Whitey Bluestein, GigaOM:
Apple will provide wireless service directly to its iPad and iPhone customers. First, Apple will sell data packages bundled with iPads. Then it will sell data and international roaming plans to iPhone customers through the iTunes Store. And in time — sooner than many think — Apple will strike wholesale deals with several mobile operators so that Apple can provide wireless service directly to its customers, as Apple Mobile.
Interesting prediction. And certainly not too much of a stretch to imagine this happening.

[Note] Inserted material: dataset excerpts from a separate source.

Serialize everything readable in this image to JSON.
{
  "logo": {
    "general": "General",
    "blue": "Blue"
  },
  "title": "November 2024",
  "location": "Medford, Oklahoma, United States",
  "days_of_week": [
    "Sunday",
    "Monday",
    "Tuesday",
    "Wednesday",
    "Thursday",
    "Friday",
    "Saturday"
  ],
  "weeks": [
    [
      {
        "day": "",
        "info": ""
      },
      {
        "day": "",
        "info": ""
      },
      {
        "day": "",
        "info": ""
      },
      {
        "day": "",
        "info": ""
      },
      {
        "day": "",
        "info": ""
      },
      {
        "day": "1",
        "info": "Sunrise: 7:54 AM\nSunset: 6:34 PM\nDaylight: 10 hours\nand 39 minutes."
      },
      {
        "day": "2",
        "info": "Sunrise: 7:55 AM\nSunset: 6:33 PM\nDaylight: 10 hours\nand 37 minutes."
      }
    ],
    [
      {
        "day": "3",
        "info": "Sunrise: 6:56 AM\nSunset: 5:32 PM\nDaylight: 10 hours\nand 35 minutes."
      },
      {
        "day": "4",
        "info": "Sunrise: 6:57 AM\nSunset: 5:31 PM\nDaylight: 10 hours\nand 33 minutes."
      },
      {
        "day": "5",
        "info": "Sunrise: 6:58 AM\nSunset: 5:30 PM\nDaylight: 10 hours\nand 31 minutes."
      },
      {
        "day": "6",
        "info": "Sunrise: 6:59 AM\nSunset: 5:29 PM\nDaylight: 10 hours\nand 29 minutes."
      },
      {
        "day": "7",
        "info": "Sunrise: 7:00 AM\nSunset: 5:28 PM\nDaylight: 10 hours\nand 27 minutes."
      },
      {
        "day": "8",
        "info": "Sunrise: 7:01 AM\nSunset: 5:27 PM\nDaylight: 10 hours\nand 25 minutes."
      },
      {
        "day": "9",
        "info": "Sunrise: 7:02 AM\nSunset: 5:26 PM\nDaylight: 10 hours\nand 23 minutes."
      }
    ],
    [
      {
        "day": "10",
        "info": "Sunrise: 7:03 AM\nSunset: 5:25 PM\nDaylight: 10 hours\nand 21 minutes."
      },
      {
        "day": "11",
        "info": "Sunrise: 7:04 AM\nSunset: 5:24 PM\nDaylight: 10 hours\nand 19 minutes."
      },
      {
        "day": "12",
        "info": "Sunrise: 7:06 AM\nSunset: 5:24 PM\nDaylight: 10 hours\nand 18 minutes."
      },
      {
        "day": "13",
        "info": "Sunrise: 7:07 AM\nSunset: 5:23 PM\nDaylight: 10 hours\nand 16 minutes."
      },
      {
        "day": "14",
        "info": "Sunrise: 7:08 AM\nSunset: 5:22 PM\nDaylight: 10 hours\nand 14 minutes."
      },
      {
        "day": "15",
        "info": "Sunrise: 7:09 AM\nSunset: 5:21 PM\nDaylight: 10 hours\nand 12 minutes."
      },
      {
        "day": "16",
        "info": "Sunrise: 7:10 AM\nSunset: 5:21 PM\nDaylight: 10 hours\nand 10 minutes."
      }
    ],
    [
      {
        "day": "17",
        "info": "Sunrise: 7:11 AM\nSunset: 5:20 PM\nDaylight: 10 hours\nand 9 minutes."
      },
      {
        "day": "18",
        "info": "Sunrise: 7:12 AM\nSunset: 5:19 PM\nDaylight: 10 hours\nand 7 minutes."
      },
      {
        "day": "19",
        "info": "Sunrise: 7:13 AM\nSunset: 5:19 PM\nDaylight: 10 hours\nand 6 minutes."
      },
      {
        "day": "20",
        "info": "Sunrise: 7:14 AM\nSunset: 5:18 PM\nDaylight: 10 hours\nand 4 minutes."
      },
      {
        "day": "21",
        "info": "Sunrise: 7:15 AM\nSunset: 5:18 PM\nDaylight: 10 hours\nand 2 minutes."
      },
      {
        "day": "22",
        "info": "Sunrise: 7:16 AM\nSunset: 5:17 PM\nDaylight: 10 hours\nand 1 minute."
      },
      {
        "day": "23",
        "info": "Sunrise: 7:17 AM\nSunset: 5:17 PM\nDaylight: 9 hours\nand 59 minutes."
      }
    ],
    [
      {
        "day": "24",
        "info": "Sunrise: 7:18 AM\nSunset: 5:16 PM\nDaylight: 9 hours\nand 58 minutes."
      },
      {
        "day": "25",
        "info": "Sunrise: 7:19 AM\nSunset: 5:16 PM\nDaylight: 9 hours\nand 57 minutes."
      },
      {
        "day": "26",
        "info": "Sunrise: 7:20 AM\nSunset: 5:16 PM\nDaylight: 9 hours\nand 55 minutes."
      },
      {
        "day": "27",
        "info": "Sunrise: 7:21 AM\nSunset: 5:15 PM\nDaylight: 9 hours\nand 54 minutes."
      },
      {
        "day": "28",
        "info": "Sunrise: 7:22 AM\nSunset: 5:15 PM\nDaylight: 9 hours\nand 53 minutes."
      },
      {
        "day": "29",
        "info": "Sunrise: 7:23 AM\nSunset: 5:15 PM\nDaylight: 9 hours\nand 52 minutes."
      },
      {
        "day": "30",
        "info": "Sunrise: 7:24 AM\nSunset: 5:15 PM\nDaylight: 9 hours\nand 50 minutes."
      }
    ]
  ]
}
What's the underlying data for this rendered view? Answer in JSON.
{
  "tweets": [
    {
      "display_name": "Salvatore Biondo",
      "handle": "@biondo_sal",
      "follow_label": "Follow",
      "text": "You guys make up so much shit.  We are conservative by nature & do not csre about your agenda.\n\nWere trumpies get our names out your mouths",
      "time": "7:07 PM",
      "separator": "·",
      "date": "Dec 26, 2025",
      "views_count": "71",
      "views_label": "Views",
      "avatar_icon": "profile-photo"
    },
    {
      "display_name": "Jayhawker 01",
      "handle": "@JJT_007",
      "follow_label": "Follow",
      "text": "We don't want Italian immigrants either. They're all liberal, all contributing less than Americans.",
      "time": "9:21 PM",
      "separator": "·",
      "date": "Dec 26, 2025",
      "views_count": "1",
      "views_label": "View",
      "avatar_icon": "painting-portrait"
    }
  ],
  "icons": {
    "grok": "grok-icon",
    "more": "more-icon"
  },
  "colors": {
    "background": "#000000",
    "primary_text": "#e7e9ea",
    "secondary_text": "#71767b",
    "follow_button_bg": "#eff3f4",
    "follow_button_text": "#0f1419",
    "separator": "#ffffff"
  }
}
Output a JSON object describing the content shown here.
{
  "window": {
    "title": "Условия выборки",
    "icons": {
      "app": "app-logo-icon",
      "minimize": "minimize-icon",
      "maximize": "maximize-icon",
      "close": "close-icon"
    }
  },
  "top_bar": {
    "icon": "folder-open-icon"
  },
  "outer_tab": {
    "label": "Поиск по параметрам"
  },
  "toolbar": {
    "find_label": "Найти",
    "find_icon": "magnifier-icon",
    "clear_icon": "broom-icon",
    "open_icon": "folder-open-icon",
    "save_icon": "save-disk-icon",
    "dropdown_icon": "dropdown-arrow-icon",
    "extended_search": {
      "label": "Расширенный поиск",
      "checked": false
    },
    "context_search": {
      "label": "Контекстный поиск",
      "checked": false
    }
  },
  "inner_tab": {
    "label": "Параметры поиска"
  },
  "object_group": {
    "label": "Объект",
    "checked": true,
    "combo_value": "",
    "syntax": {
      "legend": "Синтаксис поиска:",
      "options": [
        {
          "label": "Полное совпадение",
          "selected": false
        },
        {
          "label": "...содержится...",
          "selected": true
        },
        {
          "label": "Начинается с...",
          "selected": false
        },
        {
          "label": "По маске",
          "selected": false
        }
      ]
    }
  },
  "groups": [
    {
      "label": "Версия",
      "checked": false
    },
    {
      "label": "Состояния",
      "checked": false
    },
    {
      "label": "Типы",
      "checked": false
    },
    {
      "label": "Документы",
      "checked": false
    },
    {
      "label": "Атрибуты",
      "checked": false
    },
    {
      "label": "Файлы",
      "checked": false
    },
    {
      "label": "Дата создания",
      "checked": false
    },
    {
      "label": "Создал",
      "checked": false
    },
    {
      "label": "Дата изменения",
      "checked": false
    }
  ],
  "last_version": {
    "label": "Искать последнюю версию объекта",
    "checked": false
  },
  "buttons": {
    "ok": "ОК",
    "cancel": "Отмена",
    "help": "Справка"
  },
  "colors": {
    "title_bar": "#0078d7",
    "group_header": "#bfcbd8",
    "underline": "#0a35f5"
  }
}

Over the weekend The New York Times published a piece entitled ‘How Apple Sidesteps Billions in Taxes’. Apple then chose to publicly respond with a statement that I’ve linked to in full above. Here’s the first section though:
Over the past several years, we have created an incredible number of jobs in the United States. The vast majority of our global work force remains in the U.S., with more than 47,000 full-time employees in all 50 states. By focusing on innovation, we’ve created entirely new products and industries, and more than 500,000 jobs for U.S. workers — from the people who create components for our products to the people who deliver them to our customers. Apple’s international growth is creating jobs domestically since we oversee most of our operations from California. We manufacture parts in the U.S. and export them around the world, and U.S. developers create apps that we sell in over 100 countries. As a result, Apple has been among the top creators of American jobs in the past few years.
What is interesting to me as an observer of Apple is not so much Apple’s tax practices, but their decision to speak up and respond at all seems like a real shift in how Apple handles situations like this. If Steve Jobs was still at the helm, you can be sure that Apple would have said nothing at all. Steve wouldn’t have felt the need to respond. Since Tim Cook has become CEO we’re seeing Apple respond much more frequently to these kind of situations. There’s no doubt that, despite being fully bought into the Apple culture that Steve created, Tim is very much his own man and adding his own stamp on things.